Birds make various sounds during the breeding season. They scream shrillly and hoarsely, hoot and sniff, making a characteristic “heee” sound. The rest of the time, as a rule, owls are silent. The female incubates the eggs for about a month. Juveniles fly out of the nest on the 50-55th day of life.
By the way, a pair of owls stay together until the death of one of the partners. The female and male live close to each other, but one by one.
Behavior in times of danger
In a calm state, a sitting barn owl holds its body straight, and if the bird is disturbed, it takes a threatening posture - spreads its paws, spreads its wings in a horizontal plane and clings to the ground. When she meets the violator of her territorial possessions, she actively flaps her wings, coming closer and closer to the enemy. Hissing loudly and snapping its beak. If this does not help, then she attacks the enemy, falling on his back and striking with her clawed paws.
Barn owl chicks
Newly hatched chicks are completely dependent on their parents who alternately feed them. At birth, they are covered with thick white down. In the event that it is very cold, the barn owl does not leave the nest at all and warms the chicks, which become completely independent after three months. Grown up chicks fly away to new places and find another territory for living and reproduction.

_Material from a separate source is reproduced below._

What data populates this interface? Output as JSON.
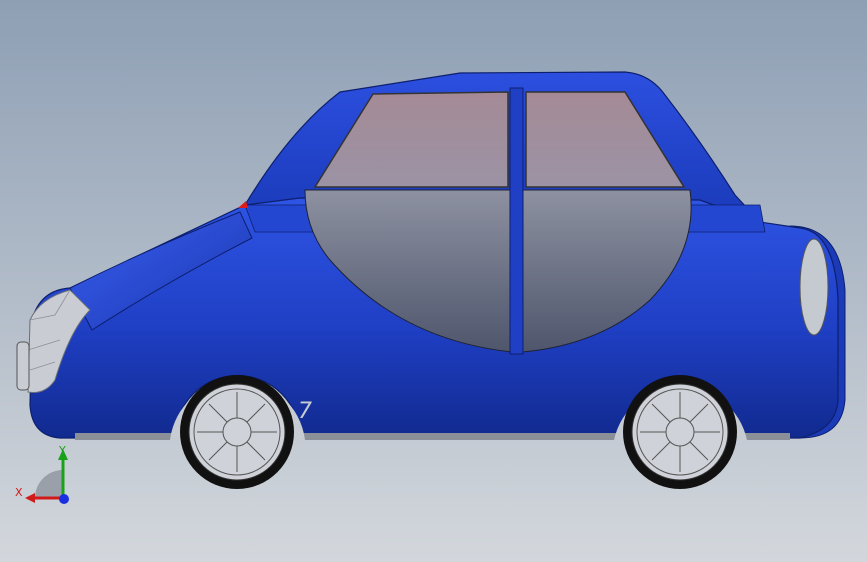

A barn owl can have even 10 chicks at a time, if conditions allow, but in a hungry year, as a rule, no more than 4 eggs are expected.
It is noted that the behavior of their chicks is atypical for birds: they show altruism, refusing food in favor of those who are more hungry than they are. Compared to most other birds, in which the cubs literally tear food from each other in order to eat themselves, this fact is of great interest to such a bird as the barn owl. A photo of her chicks shows how they look when they are born.
Parents show care even after their chicks fly out of the nest: they continue to care for and feed them until they become completely independent, that is, they reach the age of three months.
Attitude of people
The barn owl has always been a symbol of wisdom among people, but at the same time they treated this bird with superstitious fear. Now superstitions are becoming a thing of the past, and a person is increasingly showing genuine interest in her. Barn owls instilled fear in people because of some of their features: a white face resembling a mask, frightening sounds, and also because of the habit of this bird to silently fly up and appear sharply in front of a person, for which people called it a ghostly owl.
The barn owl mainly feeds on rodents, thereby benefiting humans. People have long appreciated the help of these owls in the destruction of pests. So, in the 17th century, such a practice spread when special windows were made in houses, barns, mills and other buildings through which barn owls could penetrate and destroy rodents. Thus, the birds remained full, and benefits were brought to man.
If they notice people nearby, they begin to behave very interestingly: they rise high, sway on their feet in different directions and at the same time make various grimaces. If you get very close to her, then she, as a rule, flies away.
How long a barn owl lives
Under natural conditions barn owls can live up to 18 years, but this is the maximum figure.